Bryan Craig Well said, John. Arnold saw betrayal from GW, so he gave up on that relationship.


message 36: by Donna (last edited Oct 09, 2013 04:50PM) (new)

Donna (drspoon) I am catching up with the reading after a few weeks away from the book. The discussion here has been great and I have little to add, except to say that I, too, really appreciated and learned from reading about the difference between court-martial and military commission. And, given what was at stake had the plot been successful, I think GW really felt a point had to be made with Andre, like it or not.


message 37: by Bryan (new)

Bryan Craig Thanks Donna.


message 38: by Bryan (new)

Bryan Craig Thanks Jodi, it is great you bring in fiction to illustrate your point.

I think the Andre/Smith/Arnold episode would make a good book in its own right or a move or play...

I don't know if you were using a app or a mobile device for your citations, but here they are:

Oedipus Rex by Sophocles by Sophocles Sophocles

The Great Gatsby by F. Scott Fitzgerald by F. Scott Fitzgerald F. Scott Fitzgerald


message 39: by Bryan (last edited Oct 14, 2013 06:51AM) (new)

Bryan Craig Hmmm...me too, lol. There is a button on the bottom after you click "add book/author" to choose a cover or link, but if the images are not showing up on the webpage, it is a bit odd...


message 40: by David (new)

David Thomas (phillydave82) | 18 comments This section is interesting in that it brings to light the issue of military tribunal vs. civilian trial. Under a revision to the Articles of War, civilians were normally given a trial by jury unless the charges were for spying. Even though he was guilty of aiding Arnold, Joshua Hett Smith was protected somewhat as a civilian and was thus giving a civilian trial. He was ultimately acquitted and though held on charges of aiding Loyalists, he escaped to NYC. Major John Andre did not have the same protections so he was given a military tribunal and not provided the same rights that were given to Smith, including a trial by jury and the right to question witnesses. He was also not offered assistance in defending himself. Washington had been unable to capture Arnold so he saw to make an example of Andre. Even after the verdict was read many people believed Andre to be another victim of Arnold's treachery. Andre was even mourned after his death by people including Alexander Hamilton and George Washington. The military commission was condemned by many but also proved to be effective military justice.

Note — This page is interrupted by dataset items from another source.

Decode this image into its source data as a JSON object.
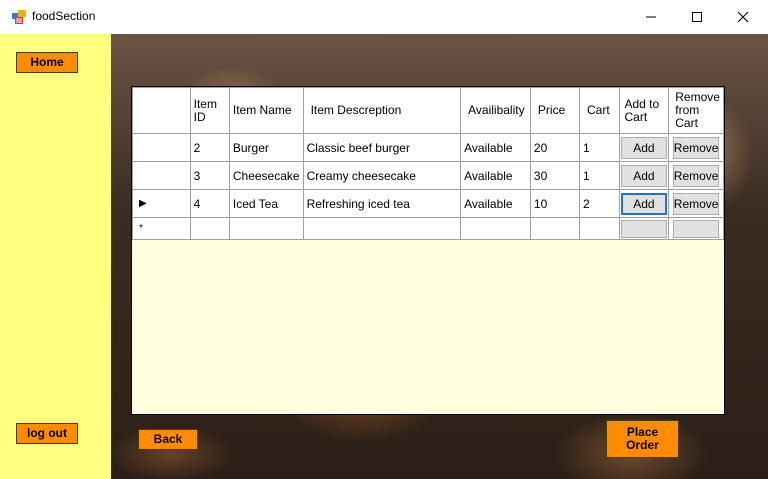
{
  "window": {
    "title": "foodSection"
  },
  "sidebar": {
    "home_label": "Home",
    "logout_label": "log out"
  },
  "grid": {
    "columns": [
      "Item ID",
      "Item Name",
      "Item Descreption",
      "Availibality",
      "Price",
      "Cart",
      "Add to Cart",
      "Remove from Cart"
    ],
    "rows": [
      {
        "id": "2",
        "name": "Burger",
        "desc": "Classic beef burger",
        "avail": "Available",
        "price": "20",
        "cart": "1",
        "add": "Add",
        "remove": "Remove"
      },
      {
        "id": "3",
        "name": "Cheesecake",
        "desc": "Creamy cheesecake",
        "avail": "Available",
        "price": "30",
        "cart": "1",
        "add": "Add",
        "remove": "Remove"
      },
      {
        "id": "4",
        "name": "Iced Tea",
        "desc": "Refreshing iced tea",
        "avail": "Available",
        "price": "10",
        "cart": "2",
        "add": "Add",
        "remove": "Remove"
      }
    ],
    "current_row_marker": "▶",
    "new_row_marker": "*"
  },
  "footer": {
    "back_label": "Back",
    "place_order_label": "Place Order"
  }
}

message 41: by Mary Ellen (new)

Mary Ellen | 184 comments I was interested in the notes that indicated Andre got a raw deal by (the then-non-existent) Constitutional standards...

Reading the passage in which Smith is telling him to switch clothing, I was tempted to yell, "Don't do it!" at the book!

Were others as horrified as I by the treatment of the Seneca? It reminded me of Old Testament placing a foreign nation/tribe "under the ban": wiping everyone out, women and children included. Logan has noted a couple of times that Washington was much more inclined to treat non-Americans harshly and this really took the cake. Sadly, he certainly set precedent here for subsequent treatment of Native Americans....not that he didn't have prior examples to go by, of course.


message 42: by Bryan (new)

Bryan Craig Great comments, Mary Ellen and Jodi. No doubt GW wanted to send a message; he saw Native Americans as unequals and tools for the British to use to attack Americans.

So, let us ask if Loyalists did what Seneca did, do you think he would burn down a city and all the surrounding towns?

It sounds familiar in warfare, I have to say...where scorched earth was used and especially in the Civil War, the large-scale violence went up a notch.